The Murray-Craig bill authorizes $6 million annually for the Epilepsy Centers of Excellence to support clinical, research and education efforts surrounding the incidence of epilepsy among current and future veterans with head and brain injuries.
"As we have seen with conflicts ranging from World War I to Vietnam, and even the first Gulf War, many injuries associated with military service can take months, years or even decades to develop. As we continue to learn more about TBI, the signature wound of the current conflict in Iraq, we need to anticipate the long-term impact of these injuries," Senator Murray said. "When dealing with severe brain trauma it is important that the VA learn as much as possible about the signs and impacts of these devastating injuries and our proposed Epilepsy Centers of Excellence provide that opportunity."
"Experts have indicated that half of all Vietnam veterans who suffered penetrating brain injuries suffer from what is known as 'post-traumatic epilepsy' many years down the line. While there is no evidence yet as to the impact of TBI-induced epilepsy from the wars in Afghanistan and Iraq, this bill will ensure that we are prepared for that possibility," Senator Craig said.
At a May hearing, Dr. John Booss, MD,, testified before the Senate Veterans Affairs Committee about TBI on behalf of the American Academy of Neurology.
Booss told Murray, Craig and the other Senators that VA-funded research, conducted in collaboration with the Department of Defense, found that 53 percent of veterans who suffered a penetrating TBI in Vietnam developed epilepsy within 15 years. For these service-connected veterans, the relative risk for developing epilepsy more than 10 to 15 years after their injury was 25 times higher than non-veterans in the same age group.
"Indeed, 15 percent did not manifest epilepsy until five or more years after their combat injury.
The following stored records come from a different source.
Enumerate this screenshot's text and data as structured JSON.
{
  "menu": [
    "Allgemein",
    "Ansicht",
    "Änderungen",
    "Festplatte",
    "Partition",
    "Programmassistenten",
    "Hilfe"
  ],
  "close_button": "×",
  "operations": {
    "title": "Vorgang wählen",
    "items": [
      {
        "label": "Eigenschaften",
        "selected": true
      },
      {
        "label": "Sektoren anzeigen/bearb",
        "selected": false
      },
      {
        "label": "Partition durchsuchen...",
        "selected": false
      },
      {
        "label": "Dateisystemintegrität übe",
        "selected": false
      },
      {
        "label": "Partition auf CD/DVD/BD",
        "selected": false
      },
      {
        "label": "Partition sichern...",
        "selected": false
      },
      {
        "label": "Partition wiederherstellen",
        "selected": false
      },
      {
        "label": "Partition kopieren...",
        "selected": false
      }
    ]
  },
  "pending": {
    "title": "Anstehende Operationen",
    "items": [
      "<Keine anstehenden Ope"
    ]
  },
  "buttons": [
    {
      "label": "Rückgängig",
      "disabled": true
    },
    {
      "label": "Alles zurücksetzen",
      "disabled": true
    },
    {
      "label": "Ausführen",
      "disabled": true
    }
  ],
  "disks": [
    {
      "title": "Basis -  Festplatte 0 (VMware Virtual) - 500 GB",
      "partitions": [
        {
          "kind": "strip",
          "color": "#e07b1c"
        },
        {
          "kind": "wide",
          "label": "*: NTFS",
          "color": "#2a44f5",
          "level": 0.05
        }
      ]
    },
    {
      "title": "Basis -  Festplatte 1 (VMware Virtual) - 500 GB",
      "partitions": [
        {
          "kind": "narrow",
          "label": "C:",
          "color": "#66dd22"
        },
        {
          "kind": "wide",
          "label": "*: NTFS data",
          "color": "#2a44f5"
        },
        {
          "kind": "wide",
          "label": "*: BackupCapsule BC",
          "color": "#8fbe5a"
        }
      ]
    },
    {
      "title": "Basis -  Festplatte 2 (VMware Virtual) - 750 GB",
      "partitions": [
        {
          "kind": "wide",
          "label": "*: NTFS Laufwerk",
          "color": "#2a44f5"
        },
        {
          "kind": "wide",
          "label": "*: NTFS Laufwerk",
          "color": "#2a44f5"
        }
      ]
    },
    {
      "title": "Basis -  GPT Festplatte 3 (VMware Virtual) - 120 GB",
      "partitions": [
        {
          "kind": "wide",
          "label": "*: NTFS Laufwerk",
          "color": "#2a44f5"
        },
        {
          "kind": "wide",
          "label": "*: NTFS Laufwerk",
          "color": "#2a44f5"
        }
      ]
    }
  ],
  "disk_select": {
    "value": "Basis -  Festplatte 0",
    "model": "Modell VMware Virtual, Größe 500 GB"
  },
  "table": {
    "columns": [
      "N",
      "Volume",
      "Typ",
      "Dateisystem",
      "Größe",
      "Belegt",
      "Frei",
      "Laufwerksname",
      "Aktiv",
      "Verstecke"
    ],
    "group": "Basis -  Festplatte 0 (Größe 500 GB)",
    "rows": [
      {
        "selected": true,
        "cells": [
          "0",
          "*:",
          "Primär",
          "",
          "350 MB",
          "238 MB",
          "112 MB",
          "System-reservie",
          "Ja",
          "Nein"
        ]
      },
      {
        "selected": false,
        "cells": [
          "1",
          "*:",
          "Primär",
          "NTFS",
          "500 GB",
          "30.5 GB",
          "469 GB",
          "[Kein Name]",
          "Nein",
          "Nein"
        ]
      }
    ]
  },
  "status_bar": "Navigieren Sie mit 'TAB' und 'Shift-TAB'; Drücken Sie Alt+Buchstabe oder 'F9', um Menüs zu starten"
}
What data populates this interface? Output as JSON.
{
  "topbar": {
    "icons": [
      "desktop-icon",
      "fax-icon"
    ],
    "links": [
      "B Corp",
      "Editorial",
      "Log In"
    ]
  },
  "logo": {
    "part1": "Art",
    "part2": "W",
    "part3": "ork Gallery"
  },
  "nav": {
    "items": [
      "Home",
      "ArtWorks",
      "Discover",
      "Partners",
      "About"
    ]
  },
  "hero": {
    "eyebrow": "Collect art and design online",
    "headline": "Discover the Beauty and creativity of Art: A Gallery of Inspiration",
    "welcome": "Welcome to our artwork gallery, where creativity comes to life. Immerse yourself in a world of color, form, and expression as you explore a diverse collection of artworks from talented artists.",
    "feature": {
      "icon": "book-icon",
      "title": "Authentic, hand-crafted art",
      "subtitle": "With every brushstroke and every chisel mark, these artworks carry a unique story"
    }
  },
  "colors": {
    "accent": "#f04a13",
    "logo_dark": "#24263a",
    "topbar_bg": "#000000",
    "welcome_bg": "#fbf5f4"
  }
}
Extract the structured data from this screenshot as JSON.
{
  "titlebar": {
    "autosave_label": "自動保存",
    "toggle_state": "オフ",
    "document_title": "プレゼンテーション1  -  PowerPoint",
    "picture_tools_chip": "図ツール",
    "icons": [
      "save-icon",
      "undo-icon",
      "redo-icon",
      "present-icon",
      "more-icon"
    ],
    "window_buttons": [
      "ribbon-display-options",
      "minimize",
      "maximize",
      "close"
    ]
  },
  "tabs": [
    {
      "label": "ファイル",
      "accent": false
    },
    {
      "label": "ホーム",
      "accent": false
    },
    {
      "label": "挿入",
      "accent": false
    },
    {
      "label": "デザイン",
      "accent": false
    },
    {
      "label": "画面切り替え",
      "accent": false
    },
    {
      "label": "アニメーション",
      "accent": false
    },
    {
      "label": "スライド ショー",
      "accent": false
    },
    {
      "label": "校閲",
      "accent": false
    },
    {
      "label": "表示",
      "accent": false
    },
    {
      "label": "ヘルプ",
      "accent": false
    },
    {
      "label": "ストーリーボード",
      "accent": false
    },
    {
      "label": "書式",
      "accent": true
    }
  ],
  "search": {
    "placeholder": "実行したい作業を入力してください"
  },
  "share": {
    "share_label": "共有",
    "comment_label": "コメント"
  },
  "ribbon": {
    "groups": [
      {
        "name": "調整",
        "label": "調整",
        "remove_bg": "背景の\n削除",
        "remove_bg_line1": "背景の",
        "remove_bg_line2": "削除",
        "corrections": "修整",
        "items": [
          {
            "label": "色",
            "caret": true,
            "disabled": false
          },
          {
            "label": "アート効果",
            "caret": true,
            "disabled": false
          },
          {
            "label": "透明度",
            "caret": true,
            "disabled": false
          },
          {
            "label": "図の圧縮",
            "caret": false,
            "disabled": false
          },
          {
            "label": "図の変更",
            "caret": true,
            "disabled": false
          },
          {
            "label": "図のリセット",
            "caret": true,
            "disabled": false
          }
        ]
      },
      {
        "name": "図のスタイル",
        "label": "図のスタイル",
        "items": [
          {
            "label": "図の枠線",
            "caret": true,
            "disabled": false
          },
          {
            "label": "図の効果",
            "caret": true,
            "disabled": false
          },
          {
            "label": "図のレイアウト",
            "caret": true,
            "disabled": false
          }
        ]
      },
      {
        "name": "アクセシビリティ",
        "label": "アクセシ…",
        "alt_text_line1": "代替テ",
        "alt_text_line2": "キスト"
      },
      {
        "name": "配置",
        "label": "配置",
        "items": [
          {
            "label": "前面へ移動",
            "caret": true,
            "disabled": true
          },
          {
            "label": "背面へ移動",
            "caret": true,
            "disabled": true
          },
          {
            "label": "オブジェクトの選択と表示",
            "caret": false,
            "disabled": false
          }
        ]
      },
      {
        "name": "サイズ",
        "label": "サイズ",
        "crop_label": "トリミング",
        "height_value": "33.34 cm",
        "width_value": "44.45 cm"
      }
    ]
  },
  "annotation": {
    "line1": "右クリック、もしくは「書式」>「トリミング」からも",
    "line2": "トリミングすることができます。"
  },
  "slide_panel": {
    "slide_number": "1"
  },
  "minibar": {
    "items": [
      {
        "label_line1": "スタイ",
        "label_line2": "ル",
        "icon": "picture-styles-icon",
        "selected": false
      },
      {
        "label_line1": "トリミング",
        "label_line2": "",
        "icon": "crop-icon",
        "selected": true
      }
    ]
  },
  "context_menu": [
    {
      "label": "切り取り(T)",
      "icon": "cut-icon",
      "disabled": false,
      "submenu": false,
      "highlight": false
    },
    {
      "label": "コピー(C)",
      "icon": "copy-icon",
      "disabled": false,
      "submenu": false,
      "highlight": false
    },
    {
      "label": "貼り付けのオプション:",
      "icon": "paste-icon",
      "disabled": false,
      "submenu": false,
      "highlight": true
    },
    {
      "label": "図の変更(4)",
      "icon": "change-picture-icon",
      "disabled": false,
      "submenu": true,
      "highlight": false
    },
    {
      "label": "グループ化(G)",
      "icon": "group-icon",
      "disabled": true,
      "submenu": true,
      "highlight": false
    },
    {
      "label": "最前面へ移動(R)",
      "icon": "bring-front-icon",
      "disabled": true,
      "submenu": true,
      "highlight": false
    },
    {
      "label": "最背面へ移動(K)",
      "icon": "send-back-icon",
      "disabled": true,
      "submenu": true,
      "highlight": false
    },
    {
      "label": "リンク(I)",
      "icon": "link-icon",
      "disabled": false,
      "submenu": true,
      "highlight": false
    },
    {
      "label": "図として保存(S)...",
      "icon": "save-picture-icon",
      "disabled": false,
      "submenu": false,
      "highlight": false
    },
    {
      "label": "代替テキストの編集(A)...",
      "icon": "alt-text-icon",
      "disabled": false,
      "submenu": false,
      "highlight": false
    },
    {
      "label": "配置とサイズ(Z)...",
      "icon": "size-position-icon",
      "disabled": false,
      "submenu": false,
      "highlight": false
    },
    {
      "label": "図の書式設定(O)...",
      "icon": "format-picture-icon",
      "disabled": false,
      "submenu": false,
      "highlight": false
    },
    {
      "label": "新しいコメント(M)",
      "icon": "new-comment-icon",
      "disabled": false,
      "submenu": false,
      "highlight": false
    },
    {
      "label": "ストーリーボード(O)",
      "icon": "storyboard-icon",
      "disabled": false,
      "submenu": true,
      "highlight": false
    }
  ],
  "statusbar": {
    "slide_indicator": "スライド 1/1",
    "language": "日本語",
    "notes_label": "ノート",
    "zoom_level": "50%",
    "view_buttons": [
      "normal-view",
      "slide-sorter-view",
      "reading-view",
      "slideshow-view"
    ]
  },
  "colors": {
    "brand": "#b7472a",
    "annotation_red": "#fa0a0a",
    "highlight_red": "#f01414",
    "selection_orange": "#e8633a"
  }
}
As neurologists, we believe that the rate of epilepsy from blast TBI will also be high," Booss said.
The Murray-Craig bill would require the designation of the Epilepsy Centers of Excellence within 120 days after enactment. The locations of the centers would be determined by the VA Secretary, upon recommendation of the Under Secretary for Health based upon a competitive process to assess the scientific and clinical merit of the proposals from VA medical facilities. The review panel is to be assembled by the VA Director of Neurology and consist of experts in epilepsy, including post-traumatic epilepsy. The VA Director of Neurology will be responsible for supervising the operation of the Centers and shall provide ongoing evaluation of the Centers.